Susie Silook is a Yupik/Inupiaq writer, carver, and sculptor. She is from the remote Siberian village of Gambell on St. Lawrence Island, Alaska. She currently lives on Adak, an island on the Aleutian chain far out in the Pacific Ocean between Russia and the United States.
The ancestral ivory dolls of Saint Lawrence, traditionally carved by men, are the basis of her work. While she works in the traditional media of ivory and whalebone, her themes are the contemporary issues confronting Native Alaskans, particularly women, with a specific focus on violence against Native women. Silook uses her considerable talents to depict themes that confront contemporary Alaska Natives, including issues of identity, spirituality, conflict and adaptation, as embodied by the female form.
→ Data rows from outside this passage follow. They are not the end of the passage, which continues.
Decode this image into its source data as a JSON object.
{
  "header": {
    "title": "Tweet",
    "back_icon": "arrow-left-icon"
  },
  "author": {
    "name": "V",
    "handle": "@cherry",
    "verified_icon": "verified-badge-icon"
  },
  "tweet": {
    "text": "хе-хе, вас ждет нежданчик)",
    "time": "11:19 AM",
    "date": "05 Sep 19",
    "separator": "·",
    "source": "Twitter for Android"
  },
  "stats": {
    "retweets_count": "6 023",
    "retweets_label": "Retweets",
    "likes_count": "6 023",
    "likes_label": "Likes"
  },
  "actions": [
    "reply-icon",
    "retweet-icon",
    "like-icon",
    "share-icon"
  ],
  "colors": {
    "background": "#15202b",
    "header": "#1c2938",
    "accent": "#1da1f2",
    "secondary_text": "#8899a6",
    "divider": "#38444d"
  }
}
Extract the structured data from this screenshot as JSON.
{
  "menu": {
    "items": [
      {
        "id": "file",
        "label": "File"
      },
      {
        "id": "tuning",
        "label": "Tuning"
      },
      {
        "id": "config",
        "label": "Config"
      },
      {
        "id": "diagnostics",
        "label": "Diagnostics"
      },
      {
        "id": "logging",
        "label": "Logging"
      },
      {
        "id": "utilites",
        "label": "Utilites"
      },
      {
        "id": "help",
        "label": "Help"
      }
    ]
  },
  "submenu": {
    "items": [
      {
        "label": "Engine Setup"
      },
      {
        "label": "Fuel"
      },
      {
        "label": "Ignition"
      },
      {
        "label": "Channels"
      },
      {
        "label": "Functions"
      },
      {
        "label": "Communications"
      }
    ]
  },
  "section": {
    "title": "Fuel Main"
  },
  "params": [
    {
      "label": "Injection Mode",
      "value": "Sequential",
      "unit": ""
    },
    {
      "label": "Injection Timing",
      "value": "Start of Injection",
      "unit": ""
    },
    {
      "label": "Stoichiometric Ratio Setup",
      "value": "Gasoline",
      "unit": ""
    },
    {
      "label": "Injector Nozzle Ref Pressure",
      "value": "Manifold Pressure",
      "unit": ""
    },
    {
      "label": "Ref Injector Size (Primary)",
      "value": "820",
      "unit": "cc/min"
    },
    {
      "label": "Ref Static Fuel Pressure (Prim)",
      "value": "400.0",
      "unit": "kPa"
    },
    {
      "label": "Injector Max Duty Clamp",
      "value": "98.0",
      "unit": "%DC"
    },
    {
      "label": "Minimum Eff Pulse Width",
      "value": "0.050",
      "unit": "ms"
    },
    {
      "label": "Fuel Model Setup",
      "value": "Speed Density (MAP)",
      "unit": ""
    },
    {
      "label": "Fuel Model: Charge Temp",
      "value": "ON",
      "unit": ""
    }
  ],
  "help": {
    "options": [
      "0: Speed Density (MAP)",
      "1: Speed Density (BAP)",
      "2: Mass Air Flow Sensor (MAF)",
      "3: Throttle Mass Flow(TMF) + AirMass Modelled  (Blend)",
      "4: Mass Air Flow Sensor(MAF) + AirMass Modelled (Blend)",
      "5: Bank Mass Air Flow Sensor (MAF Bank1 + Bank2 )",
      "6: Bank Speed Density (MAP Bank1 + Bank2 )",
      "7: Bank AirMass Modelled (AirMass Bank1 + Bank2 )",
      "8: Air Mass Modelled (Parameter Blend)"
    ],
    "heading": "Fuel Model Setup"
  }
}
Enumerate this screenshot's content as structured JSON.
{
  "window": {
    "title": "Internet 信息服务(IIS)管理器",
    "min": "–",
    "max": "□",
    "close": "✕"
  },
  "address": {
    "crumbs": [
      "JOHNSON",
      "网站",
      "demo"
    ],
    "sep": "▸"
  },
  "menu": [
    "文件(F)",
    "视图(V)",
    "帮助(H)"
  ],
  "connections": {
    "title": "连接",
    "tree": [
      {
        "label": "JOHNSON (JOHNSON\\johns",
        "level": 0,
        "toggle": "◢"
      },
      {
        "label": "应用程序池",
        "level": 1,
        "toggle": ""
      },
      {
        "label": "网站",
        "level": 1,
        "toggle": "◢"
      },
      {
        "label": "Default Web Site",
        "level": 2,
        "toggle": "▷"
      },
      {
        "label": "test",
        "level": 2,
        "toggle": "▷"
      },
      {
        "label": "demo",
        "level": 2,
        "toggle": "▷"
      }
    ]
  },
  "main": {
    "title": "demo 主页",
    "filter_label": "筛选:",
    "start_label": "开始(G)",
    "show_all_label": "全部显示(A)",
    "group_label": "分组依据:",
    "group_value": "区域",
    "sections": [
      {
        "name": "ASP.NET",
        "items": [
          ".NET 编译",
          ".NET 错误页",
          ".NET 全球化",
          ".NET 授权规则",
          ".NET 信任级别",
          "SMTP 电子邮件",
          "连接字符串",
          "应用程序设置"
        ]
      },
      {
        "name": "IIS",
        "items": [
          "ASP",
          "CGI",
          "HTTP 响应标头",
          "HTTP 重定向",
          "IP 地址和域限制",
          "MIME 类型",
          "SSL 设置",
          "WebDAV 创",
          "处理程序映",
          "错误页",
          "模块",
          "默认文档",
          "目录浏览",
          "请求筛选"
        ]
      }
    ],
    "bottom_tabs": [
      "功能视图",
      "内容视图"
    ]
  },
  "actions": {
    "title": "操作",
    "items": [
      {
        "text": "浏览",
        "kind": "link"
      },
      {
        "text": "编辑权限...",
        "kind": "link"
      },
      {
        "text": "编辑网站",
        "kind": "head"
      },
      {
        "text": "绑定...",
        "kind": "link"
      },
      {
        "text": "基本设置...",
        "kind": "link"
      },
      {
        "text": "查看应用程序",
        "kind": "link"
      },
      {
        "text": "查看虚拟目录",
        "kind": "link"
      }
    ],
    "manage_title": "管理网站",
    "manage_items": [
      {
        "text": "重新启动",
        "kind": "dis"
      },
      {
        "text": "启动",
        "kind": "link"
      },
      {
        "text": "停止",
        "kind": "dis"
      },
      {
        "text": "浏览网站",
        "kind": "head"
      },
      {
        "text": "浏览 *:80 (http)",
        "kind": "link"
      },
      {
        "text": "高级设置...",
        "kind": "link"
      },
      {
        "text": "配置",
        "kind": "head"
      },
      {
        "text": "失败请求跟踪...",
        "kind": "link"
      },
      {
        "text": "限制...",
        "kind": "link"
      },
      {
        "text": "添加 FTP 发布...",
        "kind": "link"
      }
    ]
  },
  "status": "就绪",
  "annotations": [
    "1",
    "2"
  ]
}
She also departs from tradition by depicting women in her carvings rather than the animals most commonly rendered by men.
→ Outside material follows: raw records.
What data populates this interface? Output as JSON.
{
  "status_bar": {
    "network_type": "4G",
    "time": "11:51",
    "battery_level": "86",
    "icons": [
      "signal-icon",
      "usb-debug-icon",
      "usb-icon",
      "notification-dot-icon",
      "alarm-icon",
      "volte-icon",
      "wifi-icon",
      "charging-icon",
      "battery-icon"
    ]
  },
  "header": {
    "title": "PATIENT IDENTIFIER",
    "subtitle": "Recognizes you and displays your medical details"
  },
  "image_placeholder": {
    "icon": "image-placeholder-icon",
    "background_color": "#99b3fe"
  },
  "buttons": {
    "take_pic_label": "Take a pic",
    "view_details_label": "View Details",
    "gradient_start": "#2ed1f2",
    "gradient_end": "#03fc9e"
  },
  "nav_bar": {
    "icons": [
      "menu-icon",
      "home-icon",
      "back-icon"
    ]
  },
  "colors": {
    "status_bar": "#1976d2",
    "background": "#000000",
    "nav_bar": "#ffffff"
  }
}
Silook’s work has been shown and sold all over Alaska and the United States and her sculptures can be found in the collections of the de Young Museum, the Eiteljorg Museum, the Anchorage Museum of History and Art, the Alaskan Native Heritage Centre, as well as in many other public and private collections. In 2000 she was awarded the Governor’s Award for an Individual Artist, in 2001 she held a prestigious Eiteljorg Fellowship, and in 2007 she was United States Artists Rasmuson Fellow.